Do you know the story – or better said the fable – behind the Cuyahoga River Fire of 1969, also known as ‘The River That Caught Fire’?
In a few words, the US burning river helped to spur the environmental movement in the late 1960s, sparked pop songs and lit the imagination of an entire nation. But so much of what we think we know about this story just is not so.

This heavily polluted river – meaning ‘crooked river’ in Iroquoian language – caught fire on the morning of June 22, 1969 in Cleveland. The burning fire helped to spur the environmental movement in the late 1960s.
When the rivers are on fire, then you know things are bad, isn’t it?

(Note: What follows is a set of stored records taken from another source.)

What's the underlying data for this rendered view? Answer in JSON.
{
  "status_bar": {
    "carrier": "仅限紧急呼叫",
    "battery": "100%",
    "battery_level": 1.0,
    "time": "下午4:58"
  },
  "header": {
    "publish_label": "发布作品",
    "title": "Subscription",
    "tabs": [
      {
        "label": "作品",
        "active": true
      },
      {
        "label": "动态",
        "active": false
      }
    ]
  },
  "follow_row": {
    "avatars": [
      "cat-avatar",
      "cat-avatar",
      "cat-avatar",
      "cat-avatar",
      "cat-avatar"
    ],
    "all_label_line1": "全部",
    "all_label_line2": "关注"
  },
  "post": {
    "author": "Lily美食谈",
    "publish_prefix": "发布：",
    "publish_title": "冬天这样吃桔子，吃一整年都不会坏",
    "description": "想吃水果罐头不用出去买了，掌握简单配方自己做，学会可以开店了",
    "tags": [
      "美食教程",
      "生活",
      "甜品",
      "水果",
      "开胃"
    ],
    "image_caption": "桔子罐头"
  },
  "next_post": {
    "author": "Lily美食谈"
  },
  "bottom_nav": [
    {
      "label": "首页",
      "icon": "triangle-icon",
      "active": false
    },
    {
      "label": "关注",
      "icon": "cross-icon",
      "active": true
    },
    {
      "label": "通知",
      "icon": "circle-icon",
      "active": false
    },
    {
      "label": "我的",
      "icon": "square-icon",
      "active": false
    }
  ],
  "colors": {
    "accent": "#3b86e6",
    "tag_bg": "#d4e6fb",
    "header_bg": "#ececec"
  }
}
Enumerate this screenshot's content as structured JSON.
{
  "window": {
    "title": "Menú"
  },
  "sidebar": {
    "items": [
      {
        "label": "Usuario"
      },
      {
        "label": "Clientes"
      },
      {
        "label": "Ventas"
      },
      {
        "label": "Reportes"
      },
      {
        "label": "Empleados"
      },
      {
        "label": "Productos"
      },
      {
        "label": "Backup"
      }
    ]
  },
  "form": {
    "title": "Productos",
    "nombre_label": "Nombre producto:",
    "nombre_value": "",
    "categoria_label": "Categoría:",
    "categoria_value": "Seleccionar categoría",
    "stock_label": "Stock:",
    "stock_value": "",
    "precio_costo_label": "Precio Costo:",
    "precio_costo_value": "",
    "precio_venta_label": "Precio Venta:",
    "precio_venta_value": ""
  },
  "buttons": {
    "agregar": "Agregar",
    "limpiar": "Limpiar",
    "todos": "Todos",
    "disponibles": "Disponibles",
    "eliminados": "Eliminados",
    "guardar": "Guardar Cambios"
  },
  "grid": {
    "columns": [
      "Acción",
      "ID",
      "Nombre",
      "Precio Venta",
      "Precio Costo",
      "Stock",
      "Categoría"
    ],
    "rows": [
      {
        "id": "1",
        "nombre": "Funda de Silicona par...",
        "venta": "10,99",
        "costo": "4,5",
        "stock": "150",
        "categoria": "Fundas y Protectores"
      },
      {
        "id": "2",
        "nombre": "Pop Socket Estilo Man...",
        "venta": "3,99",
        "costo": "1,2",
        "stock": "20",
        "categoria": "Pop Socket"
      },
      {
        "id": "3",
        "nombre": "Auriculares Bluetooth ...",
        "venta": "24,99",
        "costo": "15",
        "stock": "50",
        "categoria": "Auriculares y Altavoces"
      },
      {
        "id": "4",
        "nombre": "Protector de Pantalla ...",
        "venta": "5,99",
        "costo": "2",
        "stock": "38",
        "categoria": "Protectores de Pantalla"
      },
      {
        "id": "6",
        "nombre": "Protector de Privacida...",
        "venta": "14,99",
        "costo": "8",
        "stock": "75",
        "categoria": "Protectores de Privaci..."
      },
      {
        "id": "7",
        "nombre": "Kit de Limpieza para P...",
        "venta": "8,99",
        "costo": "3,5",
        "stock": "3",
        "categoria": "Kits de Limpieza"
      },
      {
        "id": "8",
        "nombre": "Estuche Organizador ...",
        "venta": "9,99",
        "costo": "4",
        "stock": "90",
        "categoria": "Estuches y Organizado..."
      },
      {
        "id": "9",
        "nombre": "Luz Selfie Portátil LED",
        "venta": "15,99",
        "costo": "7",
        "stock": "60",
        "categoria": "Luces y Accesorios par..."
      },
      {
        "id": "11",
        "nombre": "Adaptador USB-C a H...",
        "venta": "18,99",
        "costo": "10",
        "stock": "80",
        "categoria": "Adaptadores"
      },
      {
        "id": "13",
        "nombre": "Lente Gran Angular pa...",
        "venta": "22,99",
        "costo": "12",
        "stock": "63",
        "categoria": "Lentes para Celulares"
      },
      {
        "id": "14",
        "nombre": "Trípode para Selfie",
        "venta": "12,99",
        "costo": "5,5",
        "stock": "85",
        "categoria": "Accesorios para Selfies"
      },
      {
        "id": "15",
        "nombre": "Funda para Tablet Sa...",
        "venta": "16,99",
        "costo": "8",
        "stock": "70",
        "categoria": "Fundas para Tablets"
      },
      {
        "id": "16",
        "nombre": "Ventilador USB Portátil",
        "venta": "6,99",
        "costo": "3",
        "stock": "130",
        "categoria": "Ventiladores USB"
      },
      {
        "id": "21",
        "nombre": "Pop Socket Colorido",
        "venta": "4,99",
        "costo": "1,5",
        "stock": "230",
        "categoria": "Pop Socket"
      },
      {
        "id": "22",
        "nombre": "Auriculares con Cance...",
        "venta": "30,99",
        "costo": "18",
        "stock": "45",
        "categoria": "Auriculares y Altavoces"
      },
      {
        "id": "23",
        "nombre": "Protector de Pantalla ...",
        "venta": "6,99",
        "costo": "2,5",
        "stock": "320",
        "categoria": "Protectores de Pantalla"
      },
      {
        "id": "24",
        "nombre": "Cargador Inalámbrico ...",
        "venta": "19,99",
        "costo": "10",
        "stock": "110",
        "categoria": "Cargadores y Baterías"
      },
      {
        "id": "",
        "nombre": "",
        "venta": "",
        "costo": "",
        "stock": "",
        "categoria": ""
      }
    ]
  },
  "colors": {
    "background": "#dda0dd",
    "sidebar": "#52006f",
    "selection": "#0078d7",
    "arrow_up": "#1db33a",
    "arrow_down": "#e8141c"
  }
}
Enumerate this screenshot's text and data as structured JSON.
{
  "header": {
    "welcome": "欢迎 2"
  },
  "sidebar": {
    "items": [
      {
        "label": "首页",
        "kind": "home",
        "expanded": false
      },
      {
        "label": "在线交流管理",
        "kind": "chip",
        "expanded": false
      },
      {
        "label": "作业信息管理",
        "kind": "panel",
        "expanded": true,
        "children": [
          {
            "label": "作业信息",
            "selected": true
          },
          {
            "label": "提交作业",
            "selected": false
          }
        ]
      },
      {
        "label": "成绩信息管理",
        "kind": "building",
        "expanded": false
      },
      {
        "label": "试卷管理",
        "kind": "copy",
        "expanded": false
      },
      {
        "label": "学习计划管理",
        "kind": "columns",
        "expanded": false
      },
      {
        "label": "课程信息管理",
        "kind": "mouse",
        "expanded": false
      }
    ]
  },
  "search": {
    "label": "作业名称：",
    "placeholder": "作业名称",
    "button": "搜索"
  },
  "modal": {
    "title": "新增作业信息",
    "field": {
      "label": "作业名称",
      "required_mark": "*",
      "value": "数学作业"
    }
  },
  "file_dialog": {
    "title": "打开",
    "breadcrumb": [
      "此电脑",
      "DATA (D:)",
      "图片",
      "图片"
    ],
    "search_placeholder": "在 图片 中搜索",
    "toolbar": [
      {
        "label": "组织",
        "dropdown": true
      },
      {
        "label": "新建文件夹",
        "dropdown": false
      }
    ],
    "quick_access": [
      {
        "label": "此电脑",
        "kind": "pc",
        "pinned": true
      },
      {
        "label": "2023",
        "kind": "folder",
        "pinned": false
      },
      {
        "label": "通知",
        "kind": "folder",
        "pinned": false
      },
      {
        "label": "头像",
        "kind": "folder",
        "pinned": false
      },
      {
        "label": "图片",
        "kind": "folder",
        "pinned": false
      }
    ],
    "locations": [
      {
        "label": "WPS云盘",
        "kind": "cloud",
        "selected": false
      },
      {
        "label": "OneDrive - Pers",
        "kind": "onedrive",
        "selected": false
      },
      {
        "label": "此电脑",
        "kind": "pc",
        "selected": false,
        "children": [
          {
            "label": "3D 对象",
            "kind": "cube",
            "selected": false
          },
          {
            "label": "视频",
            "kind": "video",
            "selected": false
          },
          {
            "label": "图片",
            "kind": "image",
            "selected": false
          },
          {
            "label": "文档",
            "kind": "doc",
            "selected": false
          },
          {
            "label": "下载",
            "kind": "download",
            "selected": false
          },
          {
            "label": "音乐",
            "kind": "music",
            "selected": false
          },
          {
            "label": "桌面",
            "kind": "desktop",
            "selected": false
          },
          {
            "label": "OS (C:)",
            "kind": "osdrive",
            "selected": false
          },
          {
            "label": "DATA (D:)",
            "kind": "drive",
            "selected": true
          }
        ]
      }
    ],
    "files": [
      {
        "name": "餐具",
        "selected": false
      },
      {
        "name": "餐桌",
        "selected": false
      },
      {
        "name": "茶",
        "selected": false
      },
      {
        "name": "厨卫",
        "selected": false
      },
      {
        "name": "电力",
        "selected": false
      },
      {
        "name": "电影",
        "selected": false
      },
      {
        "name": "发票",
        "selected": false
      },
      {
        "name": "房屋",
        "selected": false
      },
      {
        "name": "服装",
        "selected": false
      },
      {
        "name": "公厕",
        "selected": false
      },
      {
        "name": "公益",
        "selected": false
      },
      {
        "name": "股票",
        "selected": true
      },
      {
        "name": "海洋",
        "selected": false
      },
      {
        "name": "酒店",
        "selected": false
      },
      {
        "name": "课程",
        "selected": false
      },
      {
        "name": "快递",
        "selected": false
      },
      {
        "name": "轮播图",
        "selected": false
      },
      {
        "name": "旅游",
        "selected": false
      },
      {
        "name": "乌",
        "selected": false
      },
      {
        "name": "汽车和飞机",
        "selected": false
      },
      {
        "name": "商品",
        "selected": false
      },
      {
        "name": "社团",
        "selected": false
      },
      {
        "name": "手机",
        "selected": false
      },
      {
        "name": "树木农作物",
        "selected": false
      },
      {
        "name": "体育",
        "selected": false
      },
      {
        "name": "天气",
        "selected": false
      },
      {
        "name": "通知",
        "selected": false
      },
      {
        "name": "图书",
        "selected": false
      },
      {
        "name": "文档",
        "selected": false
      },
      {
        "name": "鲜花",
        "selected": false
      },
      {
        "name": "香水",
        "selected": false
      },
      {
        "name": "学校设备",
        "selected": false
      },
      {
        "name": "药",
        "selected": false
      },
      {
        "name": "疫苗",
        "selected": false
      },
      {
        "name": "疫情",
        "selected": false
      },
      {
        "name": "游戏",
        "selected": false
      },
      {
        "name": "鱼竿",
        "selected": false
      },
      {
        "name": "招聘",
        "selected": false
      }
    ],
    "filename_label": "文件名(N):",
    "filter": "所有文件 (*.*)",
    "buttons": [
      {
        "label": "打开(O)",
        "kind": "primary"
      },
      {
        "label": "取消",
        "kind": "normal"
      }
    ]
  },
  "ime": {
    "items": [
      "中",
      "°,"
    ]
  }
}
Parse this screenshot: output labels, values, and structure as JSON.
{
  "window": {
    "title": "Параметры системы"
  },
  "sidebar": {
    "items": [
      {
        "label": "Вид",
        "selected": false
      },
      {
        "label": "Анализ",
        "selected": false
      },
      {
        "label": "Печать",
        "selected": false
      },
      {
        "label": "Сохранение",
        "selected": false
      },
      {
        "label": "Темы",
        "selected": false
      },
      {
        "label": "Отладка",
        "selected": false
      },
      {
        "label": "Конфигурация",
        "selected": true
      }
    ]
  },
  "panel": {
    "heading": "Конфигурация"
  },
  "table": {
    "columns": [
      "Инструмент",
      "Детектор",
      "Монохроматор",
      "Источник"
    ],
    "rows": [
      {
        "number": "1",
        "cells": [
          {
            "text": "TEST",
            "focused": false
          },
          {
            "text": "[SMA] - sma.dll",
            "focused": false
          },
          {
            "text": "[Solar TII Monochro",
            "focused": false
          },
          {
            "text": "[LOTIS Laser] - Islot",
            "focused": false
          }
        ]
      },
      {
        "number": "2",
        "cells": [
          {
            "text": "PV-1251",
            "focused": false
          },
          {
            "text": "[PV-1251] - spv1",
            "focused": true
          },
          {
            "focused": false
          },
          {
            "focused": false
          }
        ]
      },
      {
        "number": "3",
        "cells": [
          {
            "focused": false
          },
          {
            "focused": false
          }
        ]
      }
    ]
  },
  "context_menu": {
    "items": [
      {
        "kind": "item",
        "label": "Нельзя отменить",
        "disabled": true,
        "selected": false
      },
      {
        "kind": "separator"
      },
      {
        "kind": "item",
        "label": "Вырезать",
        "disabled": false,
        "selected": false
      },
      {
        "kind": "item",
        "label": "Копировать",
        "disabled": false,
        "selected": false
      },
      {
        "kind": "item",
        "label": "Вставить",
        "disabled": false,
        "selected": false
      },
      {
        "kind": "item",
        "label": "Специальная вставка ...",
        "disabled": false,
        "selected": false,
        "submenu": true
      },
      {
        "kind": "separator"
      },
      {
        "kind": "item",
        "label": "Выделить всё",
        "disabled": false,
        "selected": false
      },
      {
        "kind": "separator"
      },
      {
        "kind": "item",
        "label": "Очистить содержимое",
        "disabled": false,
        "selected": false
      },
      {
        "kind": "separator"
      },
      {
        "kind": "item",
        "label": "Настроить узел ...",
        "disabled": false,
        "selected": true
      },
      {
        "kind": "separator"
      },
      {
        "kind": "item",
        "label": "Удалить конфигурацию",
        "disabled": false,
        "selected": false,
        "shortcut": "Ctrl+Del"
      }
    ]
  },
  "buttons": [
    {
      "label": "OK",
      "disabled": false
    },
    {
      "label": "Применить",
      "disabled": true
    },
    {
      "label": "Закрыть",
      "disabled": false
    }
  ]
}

The problem with the story of the 1969 Cuyahoga River fire is that so much of what we think we know about this story just is not so:
- The famous image published by Time magazine in its August 1 1969 edition is of fire on the Cuyahoga in 1952, so 17 years earlier. No pictures of the 1969 fire exist.
- So the 1969 Cuyahoga fire was not a symbol of how bad conditions on the nation’s rivers could become, but how bad they had once been. Actually, this wasn’t the first time a river was burning in the USA, BUT THE LAST!
Do you know the Citarum River in Indonesia?
June 2014 was the 45th anniversary of the Cuyahoga River fire myth. Time to celebrate the substantial environmental progress of the past several decades, while recognizing that many environmental problems remain.